New York

Issy Wood, Relapsing in2 mysticism, 2019, oil on velvet, 39 1⁄2 × 23 1⁄2".

Issy Wood, Relapsing in2 mysticism, 2019, oil on velvet, 39 1⁄2 × 23 1⁄2".

Issy Wood

JTT

Somewhere between realism and surrealism sits a distinctively uncomfortable yet curiously seductive pictorial mode I call perverted realism. It draws on traditional, even ostentatiously conventional representational styles in order to estrange them, but without resorting to the overtly self-contradictory strategies of, say, René Magritte, or the blatantly subjective grotesquerie one finds in the work of an Ivan Albright. Painting of this sort is almost by definition dark in temperament. But much of it is chromatically dark, too, conjuring spaces full of shadow and murk. Think of Michaël Borremans, an established representative of this mode, thanks to his cultivation of an ominous, disquieting tone. It’s easy for this kind of art to go wrong, dependent as it is on a precise sensitivity to the correct ratio between the banal and the sinister. But it seems to respond to the present recrudescence of all-encompassing anxiety: Different from the existential angst of the postwar period—that consciousness of the void underlying being itself—today’s version is a more pragmatic apprehension of the incalculable multiplicity of threats stemming from any number of apparently unrelated but equally unavoidable conditions, ranging from surveillance capitalism and climate change to transmutations in the cultural structures of identity.

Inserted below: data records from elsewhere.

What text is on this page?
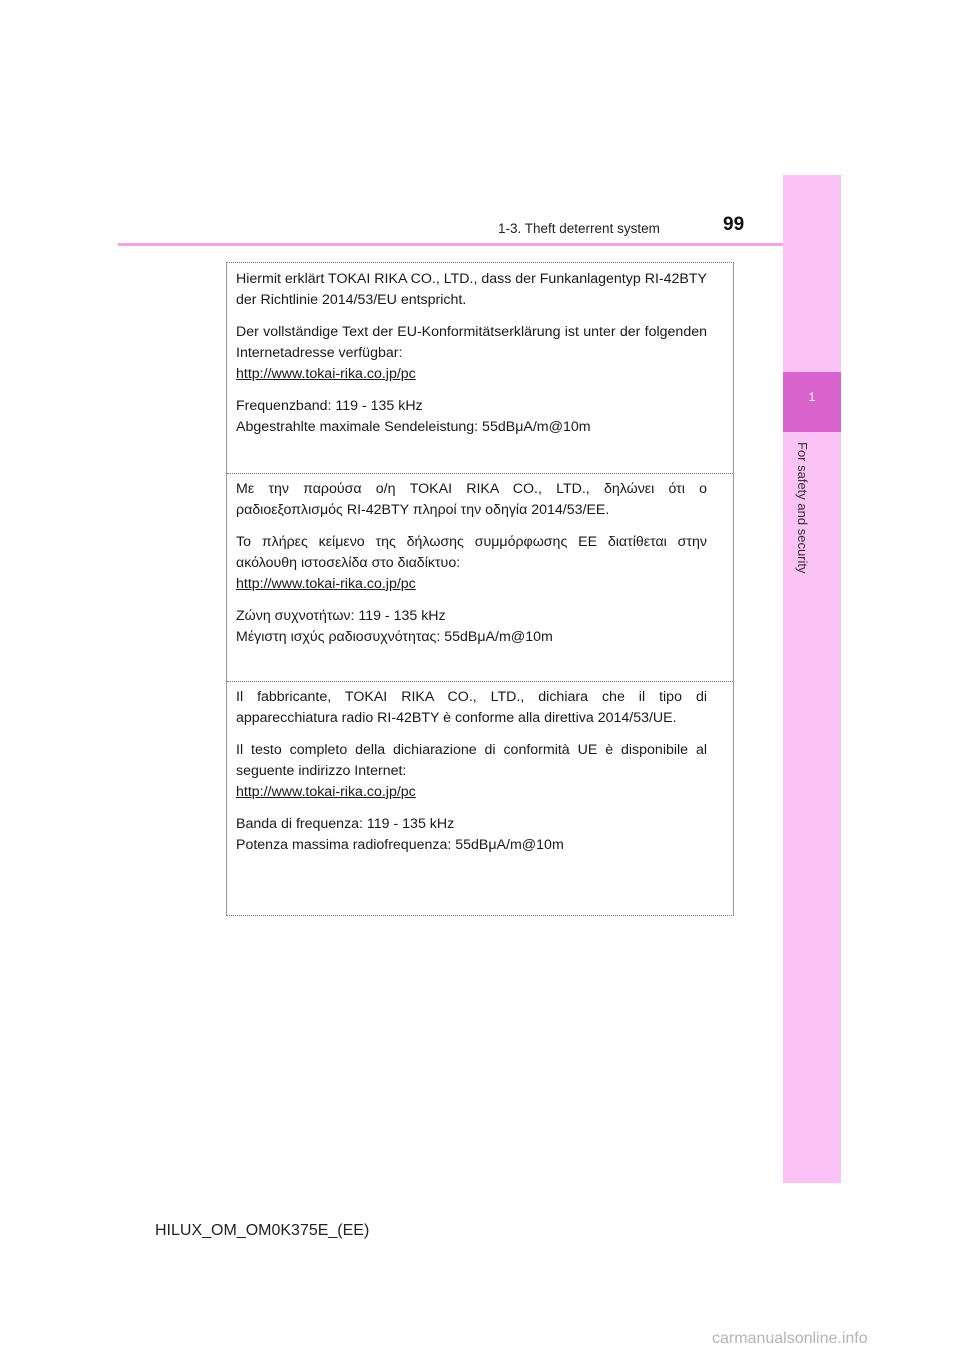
1-3. Theft deterrent system	99
1
For safety and security

Hiermit erklärt TOKAI RIKA CO., LTD., dass der Funkanlagentyp RI-42BTY der Richtlinie 2014/53/EU entspricht.

Der vollständige Text der EU-Konformitätserklärung ist unter der folgenden Internetadresse verfügbar:

http://www.tokai-rika.co.jp/pc
Frequenzband: 119 - 135 kHz
Abgestrahlte maximale Sendeleistung: 55dBμA/m@10m

Με την παρούσα ο/η TOKAI RIKA CO., LTD., δηλώνει ότι ο ραδιοεξοπλισμός RI-42BTY πληροί την οδηγία 2014/53/ΕΕ.

Το πλήρες κείμενο της δήλωσης συμμόρφωσης ΕΕ διατίθεται στην ακόλουθη ιστοσελίδα στο διαδίκτυο:

http://www.tokai-rika.co.jp/pc
Ζώνη συχνοτήτων: 119 - 135 kHz
Μέγιστη ισχύς ραδιοσυχνότητας: 55dBμA/m@10m

Il fabbricante, TOKAI RIKA CO., LTD., dichiara che il tipo di apparecchiatura radio RI-42BTY è conforme alla direttiva 2014/53/UE.

Il testo completo della dichiarazione di conformità UE è disponibile al seguente indirizzo Internet:

http://www.tokai-rika.co.jp/pc
Banda di frequenza: 119 - 135 kHz
Potenza massima radiofrequenza: 55dBμA/m@10m
HILUX_OM_OM0K375E_(EE)
carmanualsonline.info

In this atmosphere of malaise—and amid a general efflorescence of figurative painting—a perverted realism has become an appealing stylistic choice, but it seems to come to few practitioners as naturally as it does to Issy Wood, a twentysomething London-based painter who recently had her New York solo debut with “daughterproof,” which included nine paintings plus a sculptural ensemble consisting of painted clothing (coat, trousers, boots) distributed throughout gallery. Her touch might read as tentative at first: Fluttery, smudge-like brushstrokes seem to just gradually coax the depicted volumes and surfaces into existence—but it’s an existence that’s ever so slightly vague and blurry, as if a strong wind could disperse it.

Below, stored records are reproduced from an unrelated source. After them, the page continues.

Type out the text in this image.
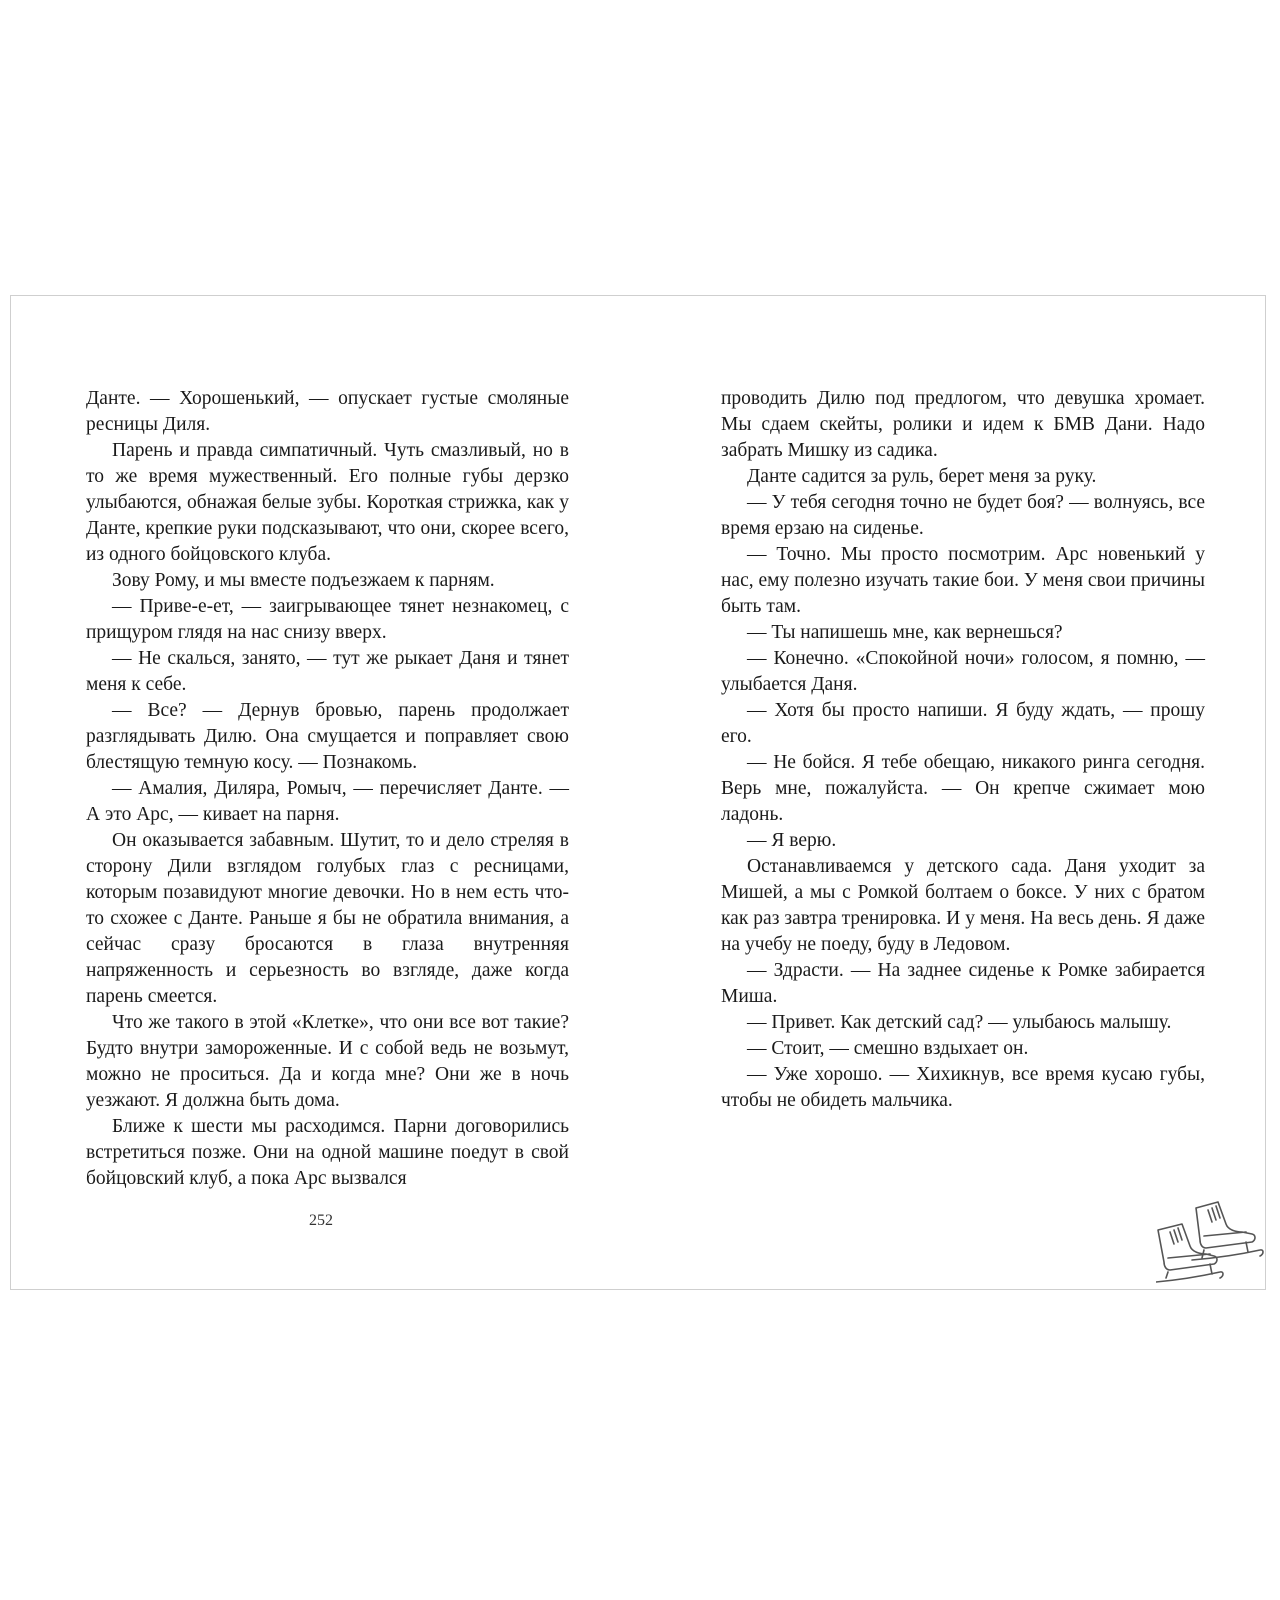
Данте. — Хорошенький, — опускает густые смоляные ресницы Диля.

Парень и правда симпатичный. Чуть смазливый, но в то же время мужественный. Его полные губы дерзко улыбаются, обнажая белые зубы. Короткая стрижка, как у Данте, крепкие руки подсказывают, что они, скорее всего, из одного бойцовского клуба.

Зову Рому, и мы вместе подъезжаем к парням.

— Приве-е-ет, — заигрывающее тянет незнакомец, с прищуром глядя на нас снизу вверх.

— Не скалься, занято, — тут же рыкает Даня и тянет меня к себе.

— Все? — Дернув бровью, парень продолжает разглядывать Дилю. Она смущается и поправляет свою блестящую темную косу. — Познакомь.

— Амалия, Диляра, Ромыч, — перечисляет Данте. — А это Арс, — кивает на парня.

Он оказывается забавным. Шутит, то и дело стреляя в сторону Дили взглядом голубых глаз с ресницами, которым позавидуют многие девочки. Но в нем есть что-то схожее с Данте. Раньше я бы не обратила внимания, а сейчас сразу бросаются в глаза внутренняя напряженность и серьезность во взгляде, даже когда парень смеется.

Что же такого в этой «Клетке», что они все вот такие? Будто внутри замороженные. И с собой ведь не возьмут, можно не проситься. Да и когда мне? Они же в ночь уезжают. Я должна быть дома.

Ближе к шести мы расходимся. Парни договорились встретиться позже. Они на одной машине поедут в свой бойцовский клуб, а пока Арс вызвался

252

проводить Дилю под предлогом, что девушка хромает. Мы сдаем скейты, ролики и идем к БМВ Дани. Надо забрать Мишку из садика.

Данте садится за руль, берет меня за руку.

— У тебя сегодня точно не будет боя? — волнуясь, все время ерзаю на сиденье.

— Точно. Мы просто посмотрим. Арс новенький у нас, ему полезно изучать такие бои. У меня свои причины быть там.

— Ты напишешь мне, как вернешься?

— Конечно. «Спокойной ночи» голосом, я помню, — улыбается Даня.

— Хотя бы просто напиши. Я буду ждать, — прошу его.

— Не бойся. Я тебе обещаю, никакого ринга сегодня. Верь мне, пожалуйста. — Он крепче сжимает мою ладонь.

— Я верю.

Останавливаемся у детского сада. Даня уходит за Мишей, а мы с Ромкой болтаем о боксе. У них с братом как раз завтра тренировка. И у меня. На весь день. Я даже на учебу не поеду, буду в Ледовом.

— Здрасти. — На заднее сиденье к Ромке забирается Миша.

— Привет. Как детский сад? — улыбаюсь малышу.

— Стоит, — смешно вздыхает он.

— Уже хорошо. — Хихикнув, все время кусаю губы, чтобы не обидеть мальчика.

The paintings are most convincing when they offer the least encouragement to interpretation. For instance, a spatially disorienting, cropped view of a car’s steering wheel, gearshift, and door (Car interior / the sack) or a weakly gleaming set of knight’s armor (Relapsing in2 mysticism, both works 2019), suggest no easy allegories. You have to look at them as they are, in their inherent oddity—which is amplified by the unusual surfaces Wood has employed: The former work is painted on burlap, with the result that her depiction appears gauzy, indistinct; the latter is on black velvet, which the artist uses to tone down the gleam of the armor. If you go on to brood about why your wheels get you nowhere, or how a paladin’s metal carapace might offer false security, that’s your business.

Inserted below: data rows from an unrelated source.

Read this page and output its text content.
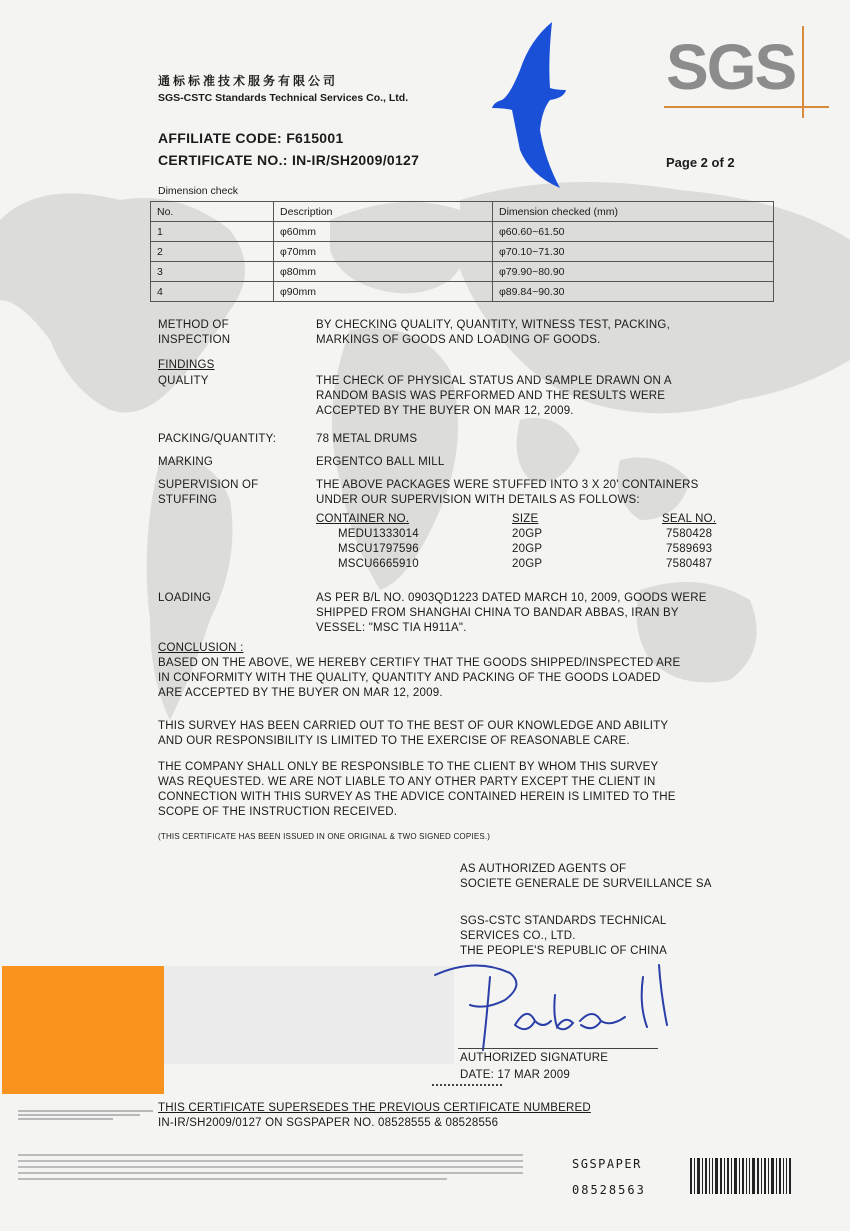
通标标准技术服务有限公司
SGS-CSTC Standards Technical Services Co., Ltd.	SGS
AFFILIATE CODE: F615001
CERTIFICATE NO.: IN-IR/SH2009/0127	Page 2 of 2
Dimension check
No.	Description	Dimension checked (mm)
1	φ60mm	φ60.60~61.50
2	φ70mm	φ70.10~71.30
3	φ80mm	φ79.90~80.90
4	φ90mm	φ89.84~90.30
METHOD OF
INSPECTION
BY CHECKING QUALITY, QUANTITY, WITNESS TEST, PACKING,
MARKINGS OF GOODS AND LOADING OF GOODS.
FINDINGS
QUALITY	THE CHECK OF PHYSICAL STATUS AND SAMPLE DRAWN ON A
RANDOM BASIS WAS PERFORMED AND THE RESULTS WERE
ACCEPTED BY THE BUYER ON MAR 12, 2009.
PACKING/QUANTITY:	78 METAL DRUMS
MARKING	ERGENTCO BALL MILL
SUPERVISION OF
STUFFING
THE ABOVE PACKAGES WERE STUFFED INTO 3 X 20' CONTAINERS
UNDER OUR SUPERVISION WITH DETAILS AS FOLLOWS:
CONTAINER NO.	SIZE	SEAL NO.
MEDU1333014	20GP	7580428
MSCU1797596	20GP	7589693
MSCU6665910	20GP	7580487
LOADING	AS PER B/L NO. 0903QD1223 DATED MARCH 10, 2009, GOODS WERE
SHIPPED FROM SHANGHAI CHINA TO BANDAR ABBAS, IRAN BY
VESSEL: "MSC TIA H911A".
CONCLUSION :
BASED ON THE ABOVE, WE HEREBY CERTIFY THAT THE GOODS SHIPPED/INSPECTED ARE
IN CONFORMITY WITH THE QUALITY, QUANTITY AND PACKING OF THE GOODS LOADED
ARE ACCEPTED BY THE BUYER ON MAR 12, 2009.
THIS SURVEY HAS BEEN CARRIED OUT TO THE BEST OF OUR KNOWLEDGE AND ABILITY
AND OUR RESPONSIBILITY IS LIMITED TO THE EXERCISE OF REASONABLE CARE.
THE COMPANY SHALL ONLY BE RESPONSIBLE TO THE CLIENT BY WHOM THIS SURVEY
WAS REQUESTED. WE ARE NOT LIABLE TO ANY OTHER PARTY EXCEPT THE CLIENT IN
CONNECTION WITH THIS SURVEY AS THE ADVICE CONTAINED HEREIN IS LIMITED TO THE
SCOPE OF THE INSTRUCTION RECEIVED.
(THIS CERTIFICATE HAS BEEN ISSUED IN ONE ORIGINAL & TWO SIGNED COPIES.)
AS AUTHORIZED AGENTS OF
SOCIETE GENERALE DE SURVEILLANCE SA
SGS-CSTC STANDARDS TECHNICAL
SERVICES CO., LTD.
THE PEOPLE'S REPUBLIC OF CHINA
AUTHORIZED SIGNATURE
DATE: 17 MAR 2009
THIS CERTIFICATE SUPERSEDES THE PREVIOUS CERTIFICATE NUMBERED
IN-IR/SH2009/0127 ON SGSPAPER NO. 08528555 & 08528556
SGSPAPER
08528563
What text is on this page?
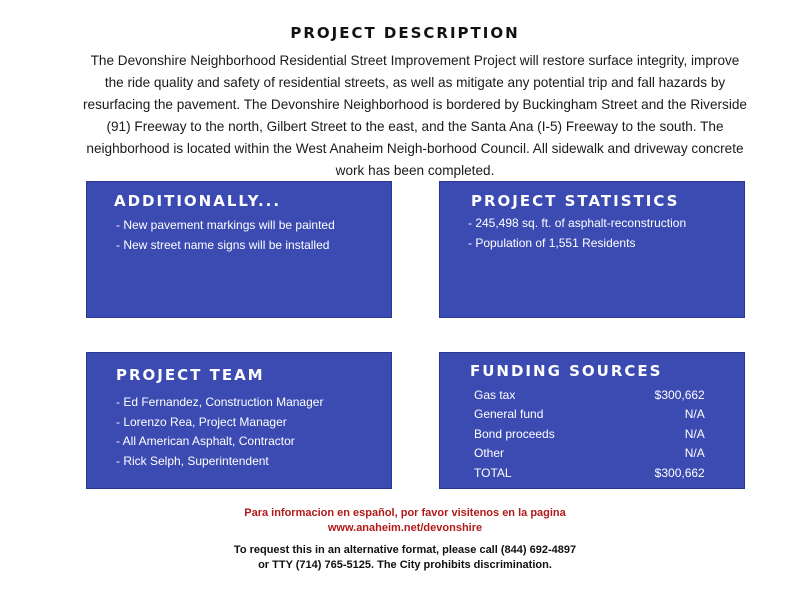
PROJECT DESCRIPTION
The Devonshire Neighborhood Residential Street Improvement Project will restore surface integrity, improve the ride quality and safety of residential streets, as well as mitigate any potential trip and fall hazards by resurfacing the pavement. The Devonshire Neighborhood is bordered by Buckingham Street and the Riverside (91) Freeway to the north, Gilbert Street to the east, and the Santa Ana (I-5) Freeway to the south. The neighborhood is located within the West Anaheim Neigh-borhood Council. All sidewalk and driveway concrete work has been completed.
ADDITIONALLY...
- New pavement markings will be painted
- New street name signs will be installed
PROJECT STATISTICS
- 245,498 sq. ft. of asphalt-reconstruction
- Population of 1,551 Residents
PROJECT TEAM
- Ed Fernandez, Construction Manager
- Lorenzo Rea, Project Manager
- All American Asphalt, Contractor
- Rick Selph, Superintendent
FUNDING SOURCES
Gas tax	$300,662
General fund	N/A
Bond proceeds	N/A
Other	N/A
TOTAL	$300,662
Para informacion en español, por favor visitenos en la pagina
www.anaheim.net/devonshire
To request this in an alternative format, please call (844) 692-4897
or TTY (714) 765-5125. The City prohibits discrimination.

Wood’s reticent but not particularly refined marks might seem to cast doubt on the substantial reality of what she chooses to paint. But the more time one spends with these pictures, the more aware one becomes of the underlying aggressiveness with which Wood buttonholes her subjects; she’s actually no more hesitant in tackling her imagery than a cat is shy about dealing the coup de grâce to a mouse it’s tormenting. Whatever you think you see in these paintings, it’s probably what Wood’s own lyrical prose, offered in lieu of a press release, calls a “funhouse reflection, actual reflection but not too much.”